As Langdon shifted, he found himself again facing the window. The lights were out, and in the dark glass, his own reflection had disappeared, replaced by an illuminated skyline in the distance.
Amid a contour of spires and domes, a single regal facade dominated Langdon’s field of view. The building was an imposing stone fortress with a notched parapet and a three-hundred-foot tower that swelled near the top, bulging outward into a massive machicolated battlement.
Langdon sat bolt upright in bed, pain exploding in his head. He fought off the searing throb and fixed his gaze on the tower.

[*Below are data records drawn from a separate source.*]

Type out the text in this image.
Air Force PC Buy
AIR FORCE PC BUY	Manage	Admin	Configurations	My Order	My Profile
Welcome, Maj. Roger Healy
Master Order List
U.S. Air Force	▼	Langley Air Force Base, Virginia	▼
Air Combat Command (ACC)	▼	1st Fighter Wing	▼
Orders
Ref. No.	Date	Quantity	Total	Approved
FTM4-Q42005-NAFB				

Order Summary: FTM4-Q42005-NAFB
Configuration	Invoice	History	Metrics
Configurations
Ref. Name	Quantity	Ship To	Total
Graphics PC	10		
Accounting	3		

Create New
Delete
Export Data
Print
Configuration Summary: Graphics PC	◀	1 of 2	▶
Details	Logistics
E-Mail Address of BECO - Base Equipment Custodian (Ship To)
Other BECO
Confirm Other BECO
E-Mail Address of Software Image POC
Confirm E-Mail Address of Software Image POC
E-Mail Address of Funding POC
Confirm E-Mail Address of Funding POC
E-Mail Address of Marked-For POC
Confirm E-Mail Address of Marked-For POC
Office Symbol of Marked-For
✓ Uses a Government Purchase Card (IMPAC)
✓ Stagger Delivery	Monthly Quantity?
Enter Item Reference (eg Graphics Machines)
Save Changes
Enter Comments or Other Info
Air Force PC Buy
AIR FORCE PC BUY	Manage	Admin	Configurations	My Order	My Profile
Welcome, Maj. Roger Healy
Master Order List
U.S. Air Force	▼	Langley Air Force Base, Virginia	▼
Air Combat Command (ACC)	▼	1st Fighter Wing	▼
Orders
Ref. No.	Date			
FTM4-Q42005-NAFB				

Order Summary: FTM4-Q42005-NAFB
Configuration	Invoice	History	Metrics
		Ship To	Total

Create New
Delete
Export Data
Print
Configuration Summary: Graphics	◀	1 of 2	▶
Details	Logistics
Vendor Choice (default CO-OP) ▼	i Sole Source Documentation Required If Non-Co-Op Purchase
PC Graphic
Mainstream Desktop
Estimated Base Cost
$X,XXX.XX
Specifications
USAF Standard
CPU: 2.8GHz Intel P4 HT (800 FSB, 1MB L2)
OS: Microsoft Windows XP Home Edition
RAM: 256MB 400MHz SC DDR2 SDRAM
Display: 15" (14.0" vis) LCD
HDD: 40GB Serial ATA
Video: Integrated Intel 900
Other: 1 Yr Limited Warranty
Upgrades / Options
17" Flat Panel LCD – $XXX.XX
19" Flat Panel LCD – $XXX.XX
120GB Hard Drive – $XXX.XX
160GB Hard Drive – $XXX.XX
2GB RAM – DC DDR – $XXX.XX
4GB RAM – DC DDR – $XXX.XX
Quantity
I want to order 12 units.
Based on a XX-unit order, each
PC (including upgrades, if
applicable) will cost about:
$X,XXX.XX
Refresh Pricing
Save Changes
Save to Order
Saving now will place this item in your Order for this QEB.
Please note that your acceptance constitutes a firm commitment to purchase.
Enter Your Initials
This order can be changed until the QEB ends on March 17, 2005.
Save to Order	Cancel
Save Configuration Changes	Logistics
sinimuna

Langdon knew the medieval structure well.
It was unique in the world.
Unfortunately, it was also located four thousand miles from Massachusetts.
Outside his window, hidden in the shadows of the Via Torregalli, a powerfully built woman effortlessly unstraddled her BMW motorcycle and advanced with the intensity of a panther stalking its prey. Her gaze was sharp. Her close-cropped hair—styled into spikes—stood out against the upturned collar of her black leather riding suit. She checked her silenced weapon, and stared up at the window where Robert Langdon’s light had just gone out.
Earlier tonight her original mission had gone horribly awry.
The coo of a single dove had changed everything.
Now she had come to make it right.
CHAPTER 2
I’M IN FLORENCE!?
Robert Langdon’s head throbbed. He was now seated upright in his hospital bed, repeatedly jamming his finger into the call button. Despite the sedatives in his system, his heart was racing.
Dr. Brooks hurried back in, her ponytail bobbing. “Are you okay?”
Langdon shook his head in bewilderment. “I’m in … Italy!?”
“Good,” she said. “You’re remembering.”
“No!” Langdon pointed out the window at the commanding edifice in the distance. “I recognize the Palazzo Vecchio.”
Dr. Brooks flicked the lights back on, and the Florence skyline disappeared. She came to his bedside, whispering calmly. “Mr. Langdon, there’s no need to worry. You’re suffering from mild amnesia, but Dr. Marconi confirmed that your brain function is fine.”